David Rieff, who reported on some of the worst years of the Balkan war, believes that it was the inability to forget that drove the conflict. Having witnessed the use of historical grievances, such as the seventeenth-century siege of Vienna, as motivation to fight, Rieff asserts that “almost all the conflicts in the world are caused by too much remembering: refreshing religious divisions, tribal feuds, border conflicts, humiliations and expulsions.” What else but memory, Rieff asks, causes Sunni to fight Shia and Hindu to fight Muslim: “For everything must end, including the work of mourning … otherwise the blood never dries, the end of a great love becomes the end of love itself, and, as they used to say in Ireland, long after the quarrel has stopped making any sense, the memory of the grudge endures.”

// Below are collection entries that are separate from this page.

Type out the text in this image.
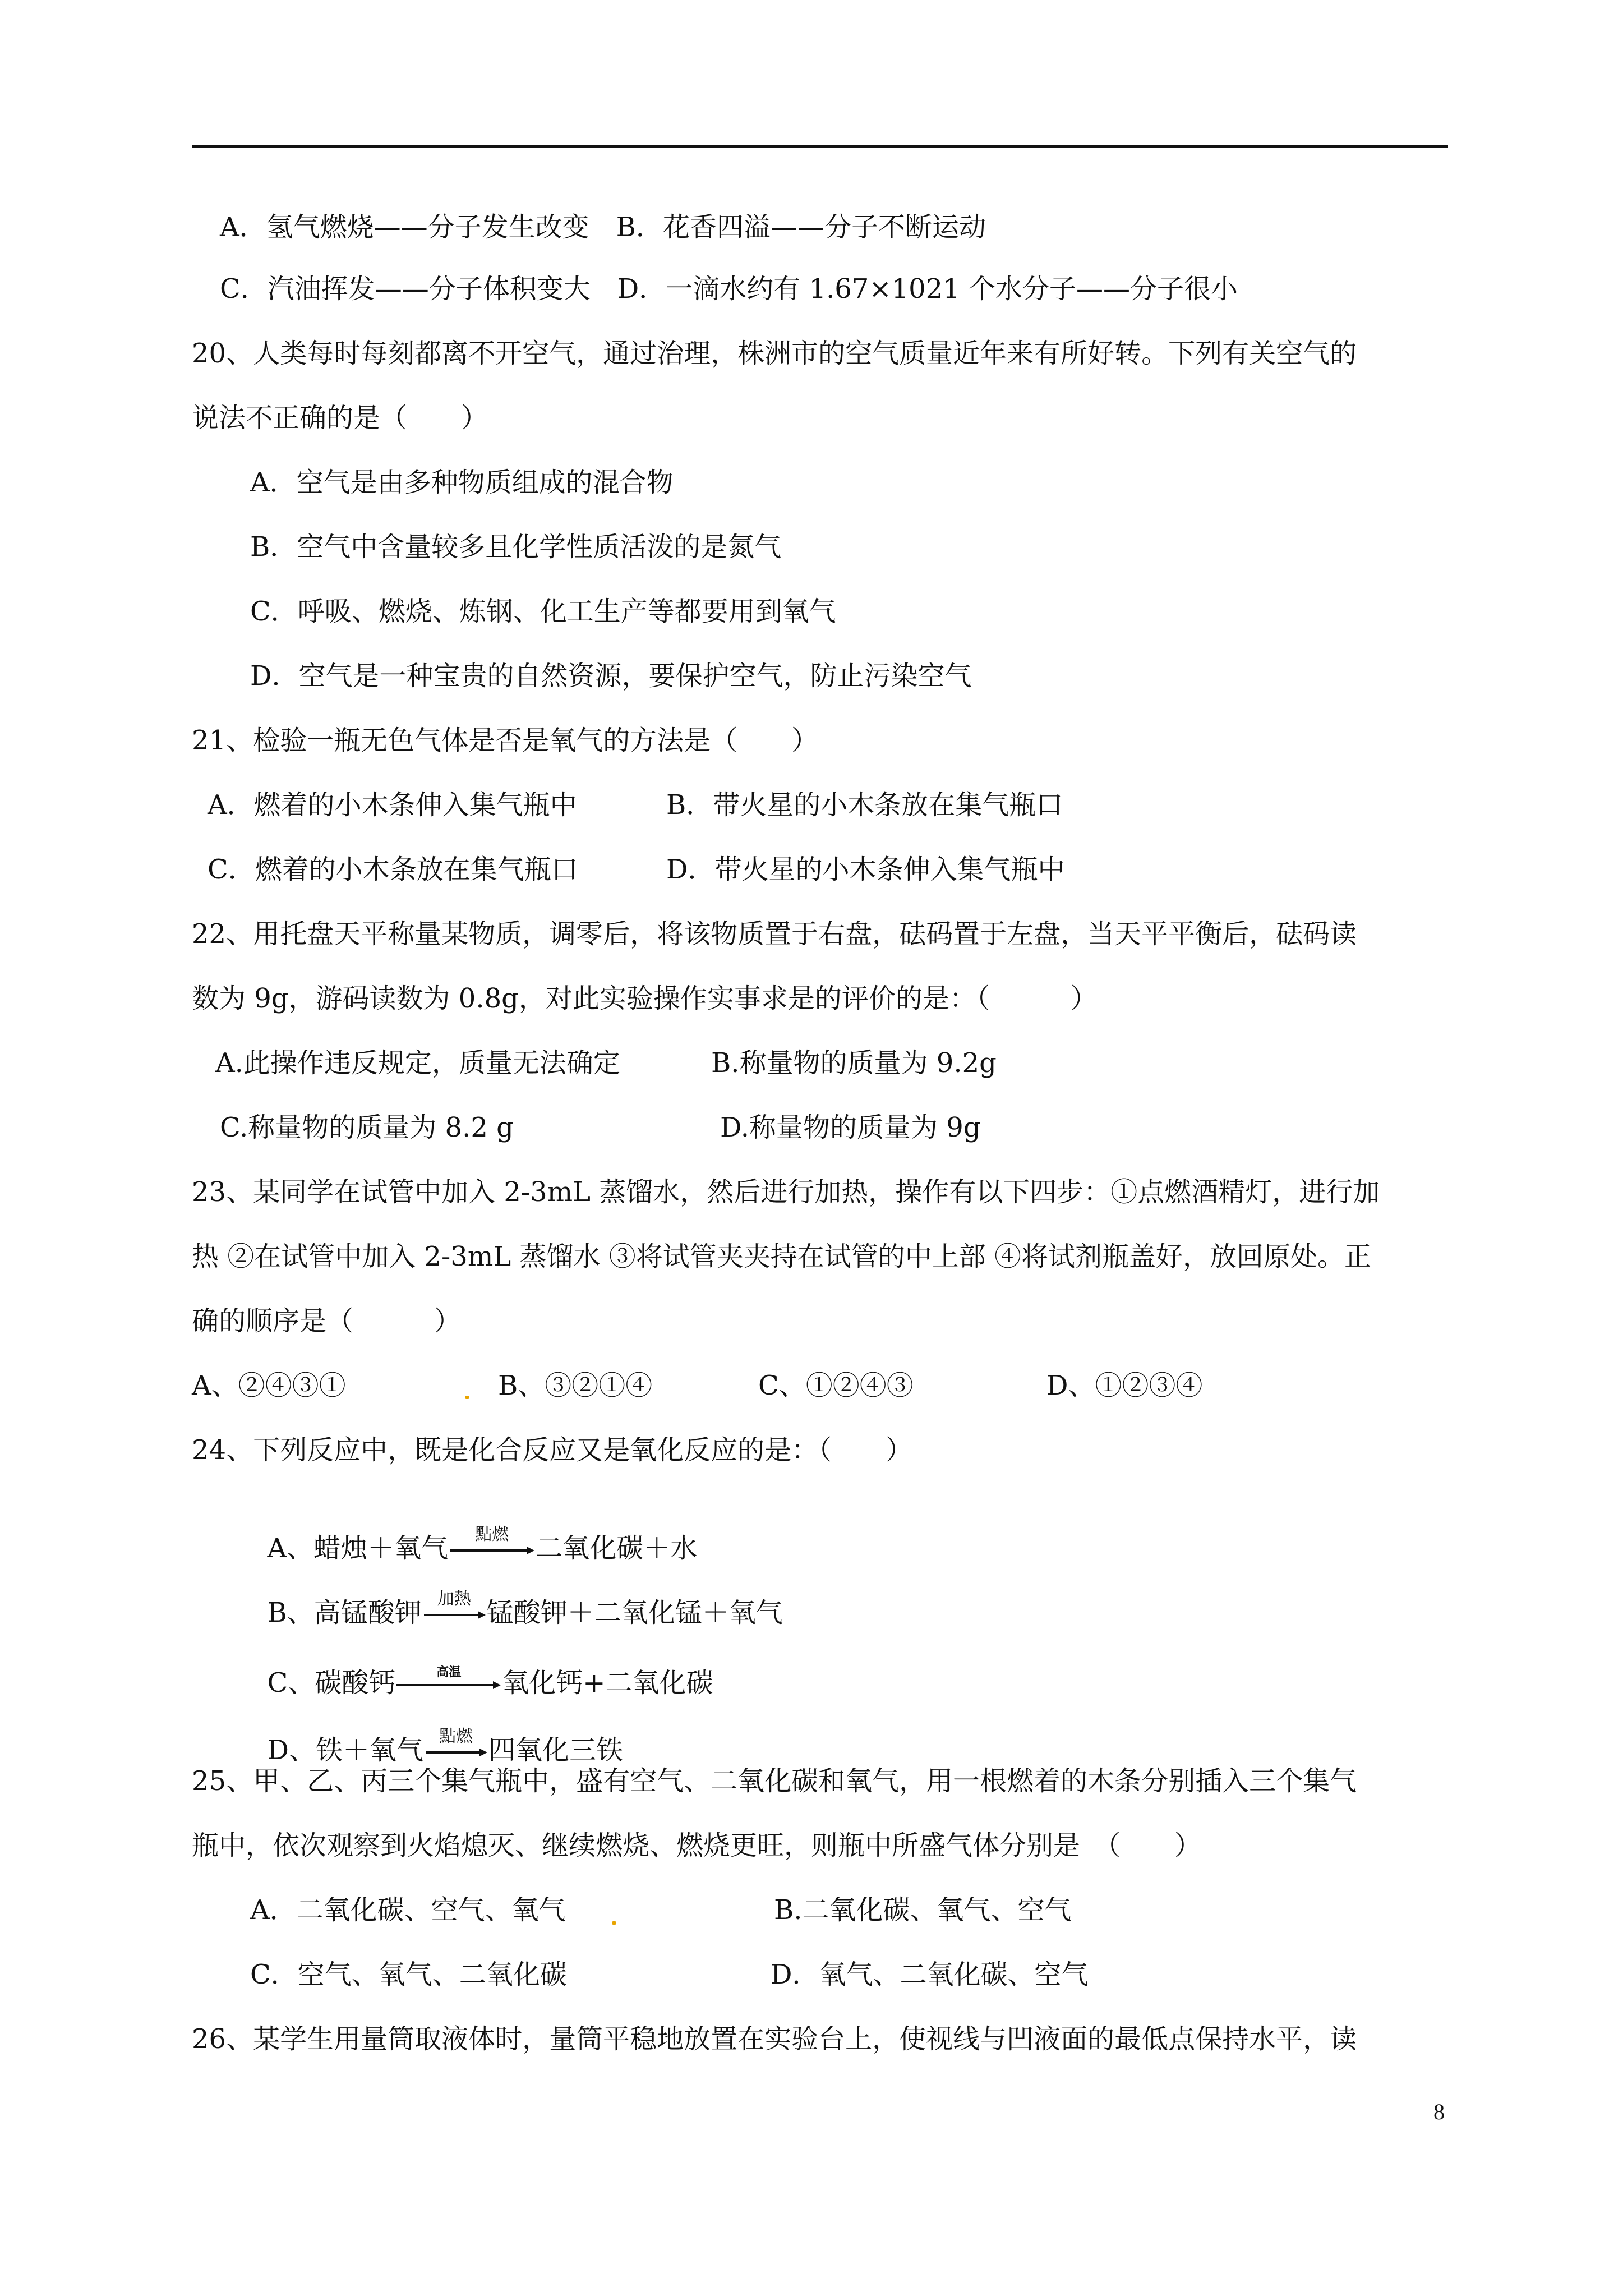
A．氢气燃烧——分子发生改变　B．花香四溢——分子不断运动
C．汽油挥发——分子体积变大　D．一滴水约有 1.67×1021 个水分子——分子很小
20、人类每时每刻都离不开空气，通过治理，株洲市的空气质量近年来有所好转。下列有关空气的
说法不正确的是（　　）
A．空气是由多种物质组成的混合物
B．空气中含量较多且化学性质活泼的是氮气
C．呼吸、燃烧、炼钢、化工生产等都要用到氧气
D．空气是一种宝贵的自然资源，要保护空气，防止污染空气
21、检验一瓶无色气体是否是氧气的方法是（　　）
A．燃着的小木条伸入集气瓶中	B．带火星的小木条放在集气瓶口
C．燃着的小木条放在集气瓶口	D．带火星的小木条伸入集气瓶中
22、用托盘天平称量某物质，调零后，将该物质置于右盘，砝码置于左盘，当天平平衡后，砝码读
数为 9g，游码读数为 0.8g，对此实验操作实事求是的评价的是：（　　　）
A.此操作违反规定，质量无法确定	B.称量物的质量为 9.2g
C.称量物的质量为 8.2 g	D.称量物的质量为 9g
23、某同学在试管中加入 2-3mL 蒸馏水，然后进行加热，操作有以下四步：①点燃酒精灯，进行加
热 ②在试管中加入 2-3mL 蒸馏水 ③将试管夹夹持在试管的中上部 ④将试剂瓶盖好，放回原处。正
确的顺序是（　　　）
A、②④③①	B、③②①④	C、①②④③	D、①②③④
24、下列反应中，既是化合反应又是氧化反应的是：（　　）

A、蜡烛＋氧气	點燃	二氧化碳＋水

B、高锰酸钾 加熱 锰酸钾＋二氧化锰＋氧气

C、碳酸钙	高温	氧化钙+二氧化碳

D、铁＋氧气 點燃 四氧化三铁

25、甲、乙、丙三个集气瓶中，盛有空气、二氧化碳和氧气，用一根燃着的木条分别插入三个集气
瓶中，依次观察到火焰熄灭、继续燃烧、燃烧更旺，则瓶中所盛气体分别是　（　　）
A．二氧化碳、空气、氧气	B.二氧化碳、氧气、空气
C．空气、氧气、二氧化碳	D．氧气、二氧化碳、空气
26、某学生用量筒取液体时，量筒平稳地放置在实验台上，使视线与凹液面的最低点保持水平，读
8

This is what happens when there is remembrance without reconciliation. We should seek to understand the historical truth as to what crimes were committed. Injustices should be established and recognised publicly. It’s crucial, however, that this is done even-handedly, for all sides involved in the conflict. Grudges are more likely to persist when your foes’ crimes are remembered but yours are forgotten. Truth and reconciliation commissions that have been successful in Argentina, Northern Ireland and South Africa have tried to balance the need for justice for those who have suffered against the need to avoid future injustices. These processes are designed to help groups recognise injustices, but ultimately let go of their grudges. The challenge is to acknowledge the injustice and move past it, whilst honouring the memory of the victims of injustice through remembrance, as Margalit demands. The two tasks are not antithetical, though they always exist in uneasy tension.

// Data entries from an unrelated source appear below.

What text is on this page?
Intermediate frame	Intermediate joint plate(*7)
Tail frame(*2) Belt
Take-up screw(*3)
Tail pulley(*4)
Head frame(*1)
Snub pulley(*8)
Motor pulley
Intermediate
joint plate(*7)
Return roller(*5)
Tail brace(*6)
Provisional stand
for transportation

One of the purposes of the Last Post in Remembrance Day ceremonies is to summon the spirits of the fallen to the Cenotaph. We should create societies that would satisfy the fallen, if they could come back to life and see what we have built on the basis of their sacrifice. We must understand how our past shapes our present and acknowledge that Fabre is right: choosing what to remember is a moral decision. Our past defines us, but we are constantly rewriting the past to support the narratives of the present, even when that past is written in stone and cast in bronze. We should honour our fallen and remember their sacrifice, treating the spaces where we hold their memorials as sacred, but also remember all victims of state action or inaction, no matter how painful that may be because, of course, if we do not learn from our past, we remain doomed to repeat it.
Andy donated his fee to the British Legion
What a profound and thought-provoking treatise on Remembrance. Thank you. At this time when the usual rituals of Remembrance are curtailed by Covid, it feels especially vital that a real and respectful investigation of what it means should occur.
Thanks for a very fine essay.
Fantastic read. I was born 1980’s and remember singing remembrance songs wearing a poppy in first school. As you say, it was mourning, sadness, reflection. I felt that as a young boy and it is what I carry with me. A necessary part of remembering war and our history as a nation.